In a text message exchange posted online by fellow comedian Brian Redban, Quigley wrote: “I’m alive. I’m not great. But I’m OK.”
Quigley’s agent did not respond to requests for comment on her condition Monday.
When Los Angeles police officers arrived at the scene in the 200 block of Carroll Canal in Venice, they found three people dead and one woman who was taken to a hospital. Officer Mike Lopez, a spokesman for the LAPD, said there “was no indication of foul play.” Police suspect that the victims overdosed but did not identify the drugs that might have been involved.
TMZ reported that the people found dead had taken cocaine laced with fentanyl and that the woman who was taken to the hospital was comedian and actor Kate Quigley.
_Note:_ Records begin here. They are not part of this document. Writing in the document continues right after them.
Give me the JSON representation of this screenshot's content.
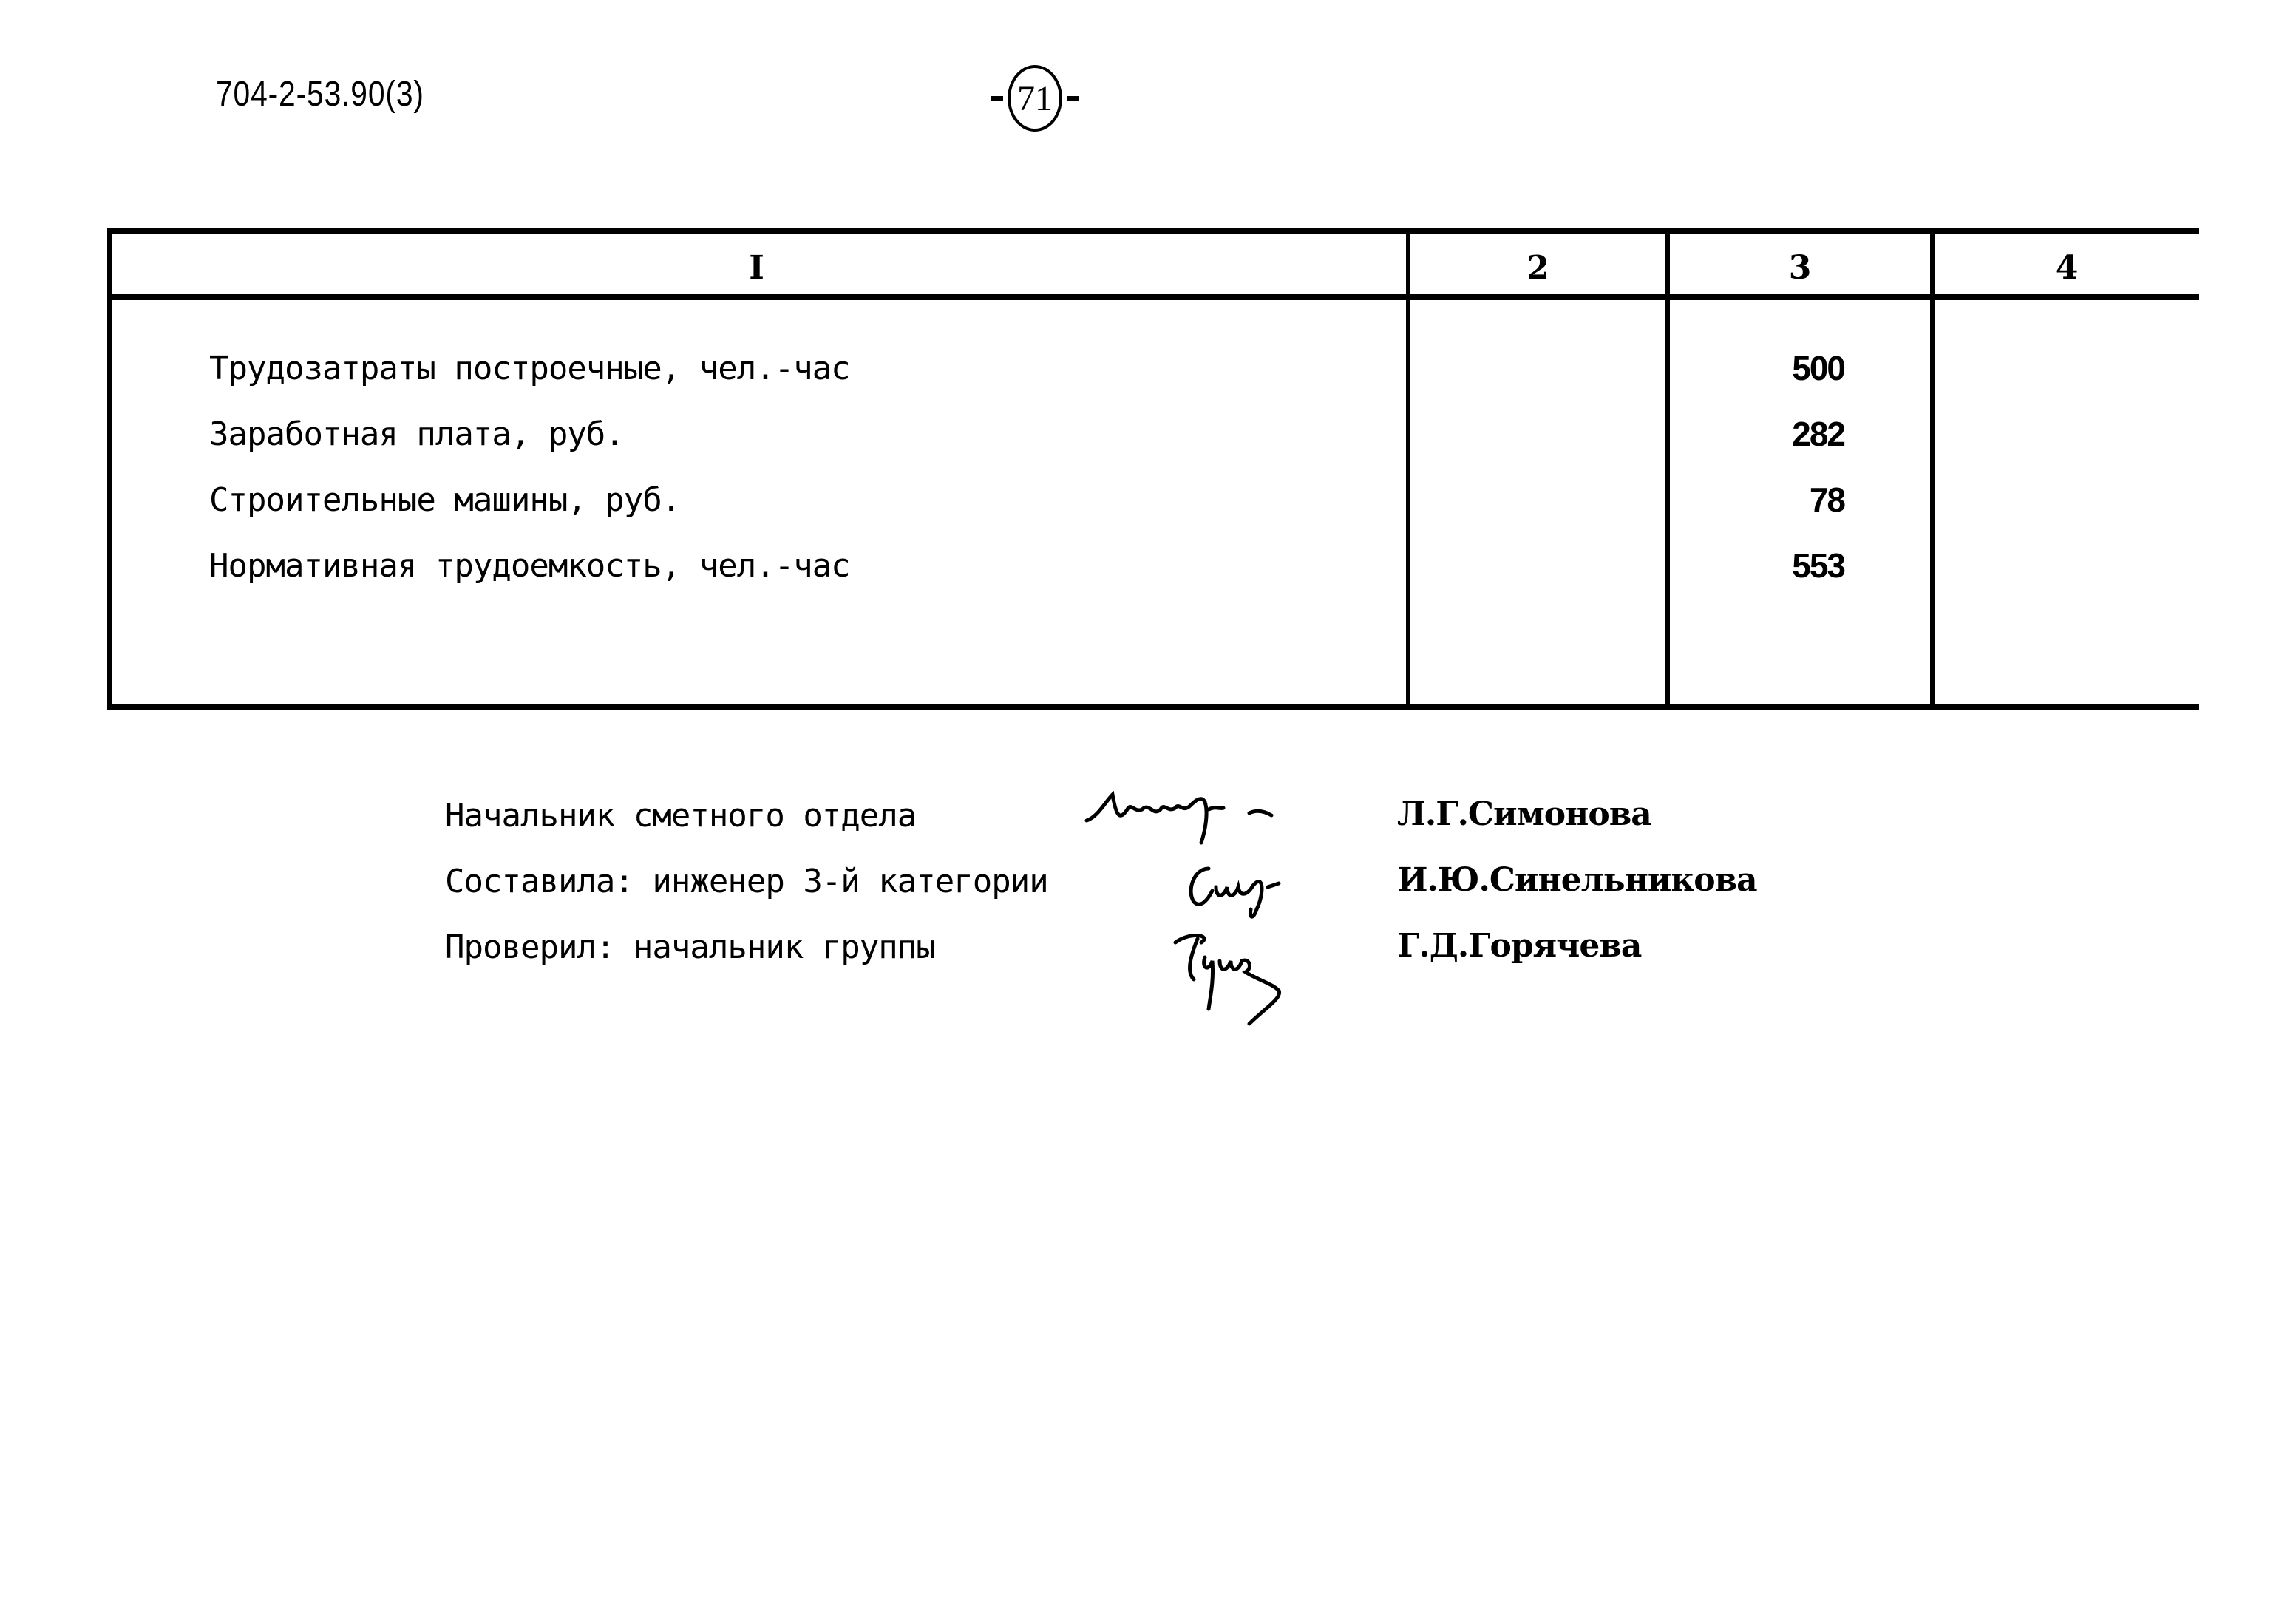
{
  "header": {
    "document_code": "704-2-53.90(3)",
    "page_number": "71"
  },
  "table": {
    "columns": [
      "I",
      "2",
      "3",
      "4"
    ],
    "rows": [
      {
        "label": "Трудозатраты построечные, чел.-час",
        "col2": "",
        "col3": "500",
        "col4": ""
      },
      {
        "label": "Заработная плата, руб.",
        "col2": "",
        "col3": "282",
        "col4": ""
      },
      {
        "label": "Строительные машины, руб.",
        "col2": "",
        "col3": "78",
        "col4": ""
      },
      {
        "label": "Нормативная трудоемкость, чел.-час",
        "col2": "",
        "col3": "553",
        "col4": ""
      }
    ]
  },
  "signatures": [
    {
      "role": "Начальник сметного отдела",
      "name": "Л.Г.Симонова",
      "signature_icon": "handwritten-signature"
    },
    {
      "role": "Составила: инженер 3-й категории",
      "name": "И.Ю.Синельникова",
      "signature_icon": "handwritten-signature"
    },
    {
      "role": "Проверил: начальник группы",
      "name": "Г.Д.Горячева",
      "signature_icon": "handwritten-signature"
    }
  ]
}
She regularly performs stand-up at venues around L.A. and has appeared in shows such as “The Office” and “Star Trek: Hidden Frontier.”
The Los Angeles County coroner’s office identified the deceased as Fuquan Johnson, 43, of North Hollywood; Natalie Williamson, 33, of Los Angeles; and Enrico Colangeli, 48, of Medford, Mass.
Johnson was a stand-up comedian and a writer on the TV program “Comedy Parlour Live.”
Friend Danielle Collins provided a statement to The Times about the “heartbreaking news.”
“Fuquan is love and light he was filled with laughs and had a huge passion to smile; he definitely left behind a legacy,” Collins said. “I will always love my friend until the end of time. Beyond grateful to have known and be loved by him all these years. May he rest eternally in peace.”
Another friend, Jean Chang, said “Fu” — as everyone called Johnson — was the “most authentic person that most people would have ever met in their lives.”
“He would call himself out, owning up to his mistakes. He was someone who knows his strengths as well as his weaknesses. He was a very genuine person and very giving,” she said.
Actor and producer Luke Barnett told The Times that Johnson was “the nicest guy in the Valley, with a smile that lit up the room and made anyone instantly feel comfortable.” Johnson, he said, “could roast you so bad you were in tears, confused whether they were from laughing or crying.
“He was always the first person to push you to keep going, to create something new, to put yourself out there,” said Barnett, who met Johnson 10 years ago while working at a cocktail bar in North Hollywood where the comedian was a regular. “The world just lost a great comedian and an even better dude.”